Back in the UK, the kind of waxing lyrical about how dreadfully racist the working class are for being a little protectionist is something the left elite are well-versed in. Take Shami Chakrabarti, once head of charity Liberty and now a Labour peer in the UK's House of Lords, said at last year's Labour Party conference to her fellow party members: “Please don’t go. Don’t leave me here, don’t leave me locked in a room with Essex man.” Shami Chakrabarti is the Chancellor of the University of Essex, no less and Essex has plenty of poor people, something she should be opposing - affording to send her son to a £18,000 a year private school as she can. This kind of contradiction reeks of the left pulling up the ladder behind them, shouting down: "don't do as I do, do as I say." Labour's leader, Jeremy Corbyn, also disagreed with the UK government's plans to reintroduce Grammar Schools, like Chakrabarti did - where clever children would pass an exam at 11, allowing them to access a higher tier of education, something Corbyn, from a wealthy background himself benefited from.


Owen Jones, a darling of the left and champion of the poor, also denounces Grammar Schools as being antithetical to social mobility. Although as the son of a civil servant and university lecturer that studied at Oxford, he has the luxury to not think they are a good idea. The Tories are choked with highly educated Oxford and Cambridge graduates, but at least they're honest about their heritage. Labour is still packed full of people sharing the Tories backgrounds, yet affect an air of caring about the poor of their nation, while intimating (or outright stating) that those poor being worried about getting undercut by migrants - thus losing their jobs - is racist. Employers will always seek to maximise profits and minimise outlay and with 54% of journalists and nearly one-half of the government's Cabinet being privately educated, it's against the wealthy's interests to encourage social mobility, left or right. There is no chance of Jay Rayner or Jamie Oliver being supplanted by the Eastern European migrants they favour so much, which is they favour them: "migrant workers are so much better than British ones... just as long as I make sure they don't take my cushy job!"

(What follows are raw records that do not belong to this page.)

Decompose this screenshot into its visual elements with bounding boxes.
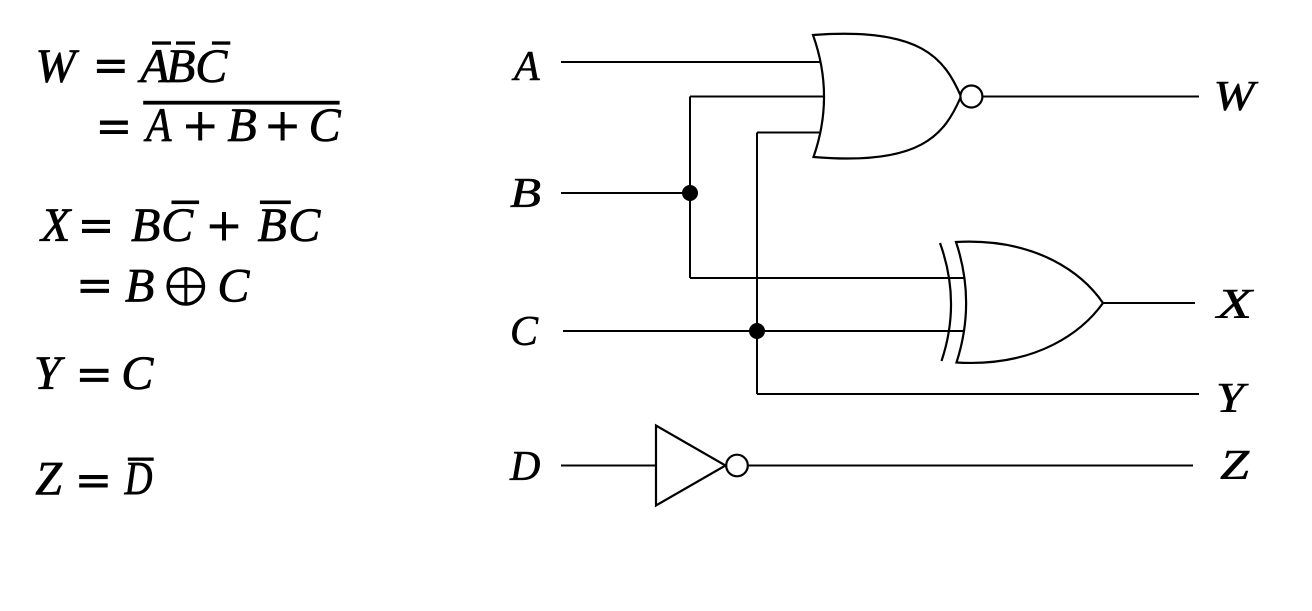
svg-text:B: B bbox=[227, 99, 256, 152]
junction node: B branch dot bbox=[682, 185, 698, 201]
equation line 1: W = A-bar B-bar C-bar bbox=[36, 40, 231, 93]
svg-text:B: B bbox=[258, 199, 287, 252]
NOR gate U1 output bubble bbox=[960, 86, 982, 108]
xor symbol circle-plus bbox=[168, 269, 203, 304]
equation line 4: = B xor C bbox=[81, 260, 251, 313]
wire: inverter output to Z bbox=[748, 465, 1193, 467]
junction node: C branch dot bbox=[749, 323, 765, 339]
svg-text:Z: Z bbox=[35, 453, 63, 506]
svg-text:A: A bbox=[511, 44, 540, 90]
wire: C vertical from NOR input 3 down through junction to Y branch bbox=[756, 133, 758, 395]
svg-text:C: C bbox=[288, 199, 321, 252]
svg-text:B: B bbox=[131, 199, 160, 252]
XOR gate U2 body bbox=[956, 242, 1103, 363]
svg-text:B: B bbox=[125, 260, 154, 313]
wire: input A to NOR gate input 1 bbox=[561, 61, 830, 63]
wire: XOR output to X bbox=[1102, 302, 1195, 304]
wire: NOR gate input 2 horizontal bbox=[690, 96, 830, 98]
wire: input C to XOR input 2 bbox=[563, 330, 972, 332]
svg-text:C: C bbox=[217, 260, 250, 313]
svg-text:A: A bbox=[143, 99, 172, 152]
wire: NOR gate input 3 horizontal bbox=[757, 132, 830, 134]
wire: input B horizontal to junction bbox=[561, 192, 690, 194]
equation line 5: Y = C bbox=[34, 347, 154, 400]
equation line 6: Z = D-bar bbox=[35, 453, 154, 506]
svg-text:W: W bbox=[36, 40, 80, 93]
NOR gate U1 body bbox=[813, 34, 961, 159]
XOR gate U2 extra input arc bbox=[940, 243, 951, 361]
wire: Y output from C branch bbox=[757, 393, 1199, 395]
wire: NOR output to W bbox=[982, 96, 1199, 98]
svg-text:C: C bbox=[309, 99, 342, 152]
inverter U3 triangle bbox=[656, 426, 726, 506]
wire: B vertical from NOR input 2 down through junction to XOR branch bbox=[689, 97, 691, 279]
svg-text:W: W bbox=[1214, 74, 1260, 120]
svg-text:C: C bbox=[510, 309, 539, 355]
svg-text:B: B bbox=[166, 40, 195, 93]
svg-text:Y: Y bbox=[34, 347, 65, 400]
wire: B branch to XOR input 1 bbox=[690, 277, 972, 279]
inverter U3 output bubble bbox=[726, 455, 748, 477]
svg-text:D: D bbox=[509, 444, 540, 490]
equation line 3: X = B C-bar + B-bar C bbox=[39, 199, 321, 252]
svg-text:B: B bbox=[510, 171, 541, 217]
svg-text:X: X bbox=[39, 199, 72, 252]
svg-text:Z: Z bbox=[1220, 443, 1250, 489]
equation line 2: = overline(A + B + C) bbox=[100, 99, 342, 152]
svg-text:C: C bbox=[161, 199, 194, 252]
svg-text:C: C bbox=[195, 40, 228, 93]
svg-text:X: X bbox=[1214, 282, 1255, 328]
wire: input D to inverter bbox=[561, 465, 658, 467]
svg-text:C: C bbox=[121, 347, 154, 400]
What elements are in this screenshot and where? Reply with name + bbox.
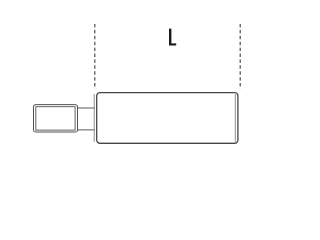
- neck bottom line: [77, 129, 95, 131]
- dimension label L: [169, 29, 176, 46]
- extension line left (dashed): [94, 24, 96, 89]
- barrel left end face line: [93, 94, 95, 142]
- barrel outline: [97, 93, 238, 144]
- barrel right chamfer line: [234, 94, 236, 142]
- neck top line: [77, 107, 95, 109]
- extension line right (dashed): [239, 24, 241, 89]
- square drive inner chamfer rectangle: [36, 107, 75, 130]
- square drive outer outline: [34, 105, 78, 132]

This content reflects the personal opinions of the author. It is accurate and true to the best of the author’s knowledge and should not be substituted for impartial fact or advice in legal, political, or personal matters.


Ken Burgess from Florida on March 03, 2019:

Great article, stands on solid ground. Nothing worse than the elites, like Mark Zuckerberg, who have armed security and live in walled compounds preaching to us while they do whatever they please, wherever they please, and disregard any law they want to.